Hoy, al aventar esos lugares urbi et orbe, al convertir en recintos turísticos lo que antaño fueron las moradas de ese sentimiento sublime, hemos dinamitado nuestros puentes con el mundo antiguo, olvidando que el «anhelo de secreto» inyectó en algunos de nuestros antepasados el hambre de trascendencia. La única que nos hace pensar más allá de lo mundano y que tan bien nos vendría ahora.
El mundo moderno ha expuesto a la luz de la razón esos lugares. Nos los ha abierto sin el esfuerzo de la iniciación o del rito. Y, con ello, los ha herido de muerte
Llevo años recorriendo esas plazas. He crecido disfrutando de los caminos que Sebastián me ha hecho ver que estaban prohibidos. Los he fotografiado, descrito en mis libros y convertido en escenario de mis novelas, con el entusiasmo de quien se enfrenta a lo exótico. Pero tal vez no los he valorado en su medida más honda. No me he dado cuenta de que su verdadero sentido radica en lo inaccesibles que fueron. En lo impenetrables y sugerentes que se mantuvieron en la antigüedad. El mundo moderno los ha expuesto a la luz de la razón. Nos los ha abierto sin el esfuerzo de la iniciación o del rito. Y, con ello, los ha herido de muerte.

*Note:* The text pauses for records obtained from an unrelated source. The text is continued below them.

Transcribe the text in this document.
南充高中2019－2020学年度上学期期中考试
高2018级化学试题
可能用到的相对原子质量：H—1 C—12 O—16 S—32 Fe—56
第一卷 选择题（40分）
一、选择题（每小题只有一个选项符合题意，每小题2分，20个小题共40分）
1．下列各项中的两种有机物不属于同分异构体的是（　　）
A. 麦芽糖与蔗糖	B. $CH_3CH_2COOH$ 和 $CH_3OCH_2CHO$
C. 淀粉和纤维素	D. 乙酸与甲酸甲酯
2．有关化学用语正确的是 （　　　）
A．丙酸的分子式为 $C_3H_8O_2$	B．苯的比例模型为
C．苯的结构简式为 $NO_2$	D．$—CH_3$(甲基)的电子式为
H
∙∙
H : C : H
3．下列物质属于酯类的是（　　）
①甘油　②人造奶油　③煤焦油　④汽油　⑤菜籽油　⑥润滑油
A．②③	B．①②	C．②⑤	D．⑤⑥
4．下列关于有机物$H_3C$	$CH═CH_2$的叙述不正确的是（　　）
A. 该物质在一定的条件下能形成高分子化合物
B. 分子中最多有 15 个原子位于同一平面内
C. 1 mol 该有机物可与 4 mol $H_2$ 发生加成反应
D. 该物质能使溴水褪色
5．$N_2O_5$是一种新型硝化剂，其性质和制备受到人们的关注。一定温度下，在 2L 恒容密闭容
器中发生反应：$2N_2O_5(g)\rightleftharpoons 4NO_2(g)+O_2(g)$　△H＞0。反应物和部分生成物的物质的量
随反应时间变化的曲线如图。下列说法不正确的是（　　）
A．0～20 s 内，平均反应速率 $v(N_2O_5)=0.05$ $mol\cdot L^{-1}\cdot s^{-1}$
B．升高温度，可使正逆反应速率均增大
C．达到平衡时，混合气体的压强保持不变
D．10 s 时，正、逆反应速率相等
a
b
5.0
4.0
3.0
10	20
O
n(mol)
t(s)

Después de masticar la pregunta de mi querido editor, tengo la sensación de que la única manera de salvarlos de la vulgarización es recordar al turista su esencia mistérica. Tal vez así, en un acto de alquimia sublime, al menos alguno termine convirtiéndose en peregrino. Peregrino consciente del valor de lo secreto.
Ojalá seas tú el siguiente converso.